Rust's win in inference is on cold start, deployment size, and tail latency for small-to-medium models. It is not yet the right choice for serving frontier-class models at frontier-class throughput. See What the JIT knows for the broader read on which curve Rust sits on and why.
What "AI in Rust" actually looks like in code
Two snippets to set expectations. First, a Candle inference call:
use candle_core::{Device, Tensor};
use candle_nn::{Module, VarBuilder};
let device = Device::cuda_if_available(0)?;
let vb = VarBuilder::from_pth("model.safetensors", DType::F32, &device)?;
let model = MyModel::new(vb)?;
let input = Tensor::from_slice(&prompt_tokens, (1, prompt_tokens.len()), &device)?;
let logits = model.forward(&input)?;
let next_token = sample_argmax(&logits)?;Idiomatic Rust: explicit device, explicit dtype, every fallible op returns Result and propagates with ?. No autograd by default (Candle is inference-first).
Second, a tokenizer call:
use tokenizers::Tokenizer;
let tokenizer = Tokenizer::from_file("tokenizer.json")?;
let encoding = tokenizer.encode("Hello, world!", false)?;
let ids: Vec<u32> = encoding.get_ids().to_vec();This is the same Rust crate that backs Hugging Face's Python tokenizers library. Calling it from Rust is the same code minus the FFI layer.

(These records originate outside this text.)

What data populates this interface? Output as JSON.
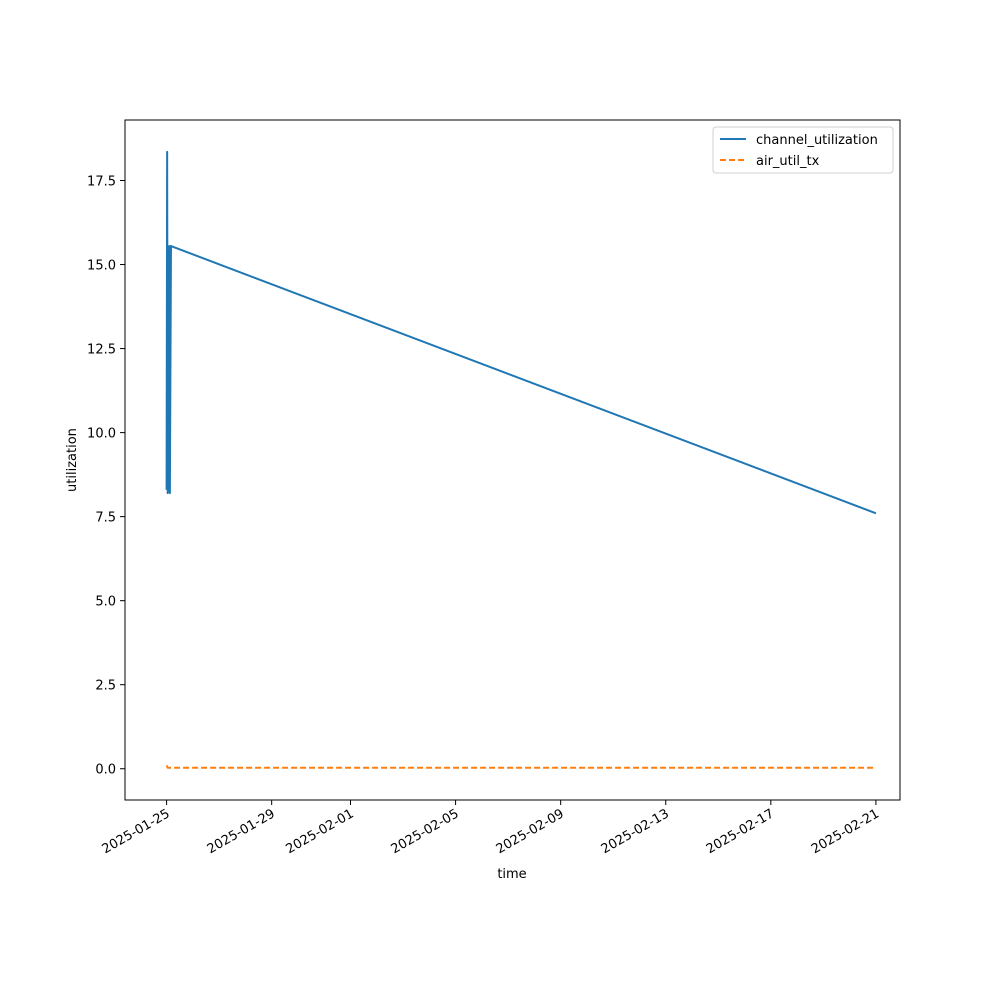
{
  "chart_data": {
    "type": "line",
    "title": "",
    "xlabel": "time",
    "ylabel": "utilization",
    "x_type": "date",
    "xlim": [
      "2025-01-23 10:00",
      "2025-02-21 22:00"
    ],
    "ylim": [
      -0.93,
      19.3
    ],
    "x_ticks": [
      "2025-01-25",
      "2025-01-29",
      "2025-02-01",
      "2025-02-05",
      "2025-02-09",
      "2025-02-13",
      "2025-02-17",
      "2025-02-21"
    ],
    "y_ticks": [
      0.0,
      2.5,
      5.0,
      7.5,
      10.0,
      12.5,
      15.0,
      17.5
    ],
    "y_tick_labels": [
      "0.0",
      "2.5",
      "5.0",
      "7.5",
      "10.0",
      "12.5",
      "15.0",
      "17.5"
    ],
    "grid": false,
    "legend_position": "upper-right",
    "series": [
      {
        "name": "channel_utilization",
        "color": "#1f77b4",
        "style": "solid",
        "points": [
          [
            "2025-01-25 00:00",
            8.3
          ],
          [
            "2025-01-25 00:30",
            18.35
          ],
          [
            "2025-01-25 01:00",
            8.2
          ],
          [
            "2025-01-25 01:30",
            8.3
          ],
          [
            "2025-01-25 02:30",
            15.55
          ],
          [
            "2025-01-25 03:00",
            8.2
          ],
          [
            "2025-01-25 04:00",
            15.55
          ],
          [
            "2025-02-21 00:00",
            7.6
          ]
        ]
      },
      {
        "name": "air_util_tx",
        "color": "#ff7f0e",
        "style": "dashed",
        "points": [
          [
            "2025-01-25 00:00",
            0.1
          ],
          [
            "2025-01-25 01:00",
            0.03
          ],
          [
            "2025-01-25 04:00",
            0.03
          ],
          [
            "2025-02-21 00:00",
            0.03
          ]
        ]
      }
    ]
  }
}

What to look for as an orchestrator
When an agent writes ML-adjacent Rust:
| Pattern | Watch for |
|---|---|
| Loading model weights | safetensors over pickle-based formats. Pickle is unsafe by design. |
| Tensor allocation in a loop | Allocations dominate latency. Reuse output buffers. |
| Async around model calls | Model inference is sync CPU/GPU work; wrap with tokio::task::spawn_blocking. |
| Device selection | Should be explicit (Device::Cuda vs Device::Cpu), not silently default. |
| Quantization claims | Verify the numerics; agents will hand-wave precision losses. |
A note on the ecosystem direction
The Rust ML story is moving. Candle adds backends, Burn ships training improvements, ort 2.x is rebuilding the API. If the agent suggests a specific version, check the current state, not what was true six months ago.
For a personal or product project, the safe bet for inference today is one of: ort + ONNX, Candle + safetensors, or llama-cpp-rs. Pick based on whether the model exports to ONNX, has weights you can load directly, or needs quantization.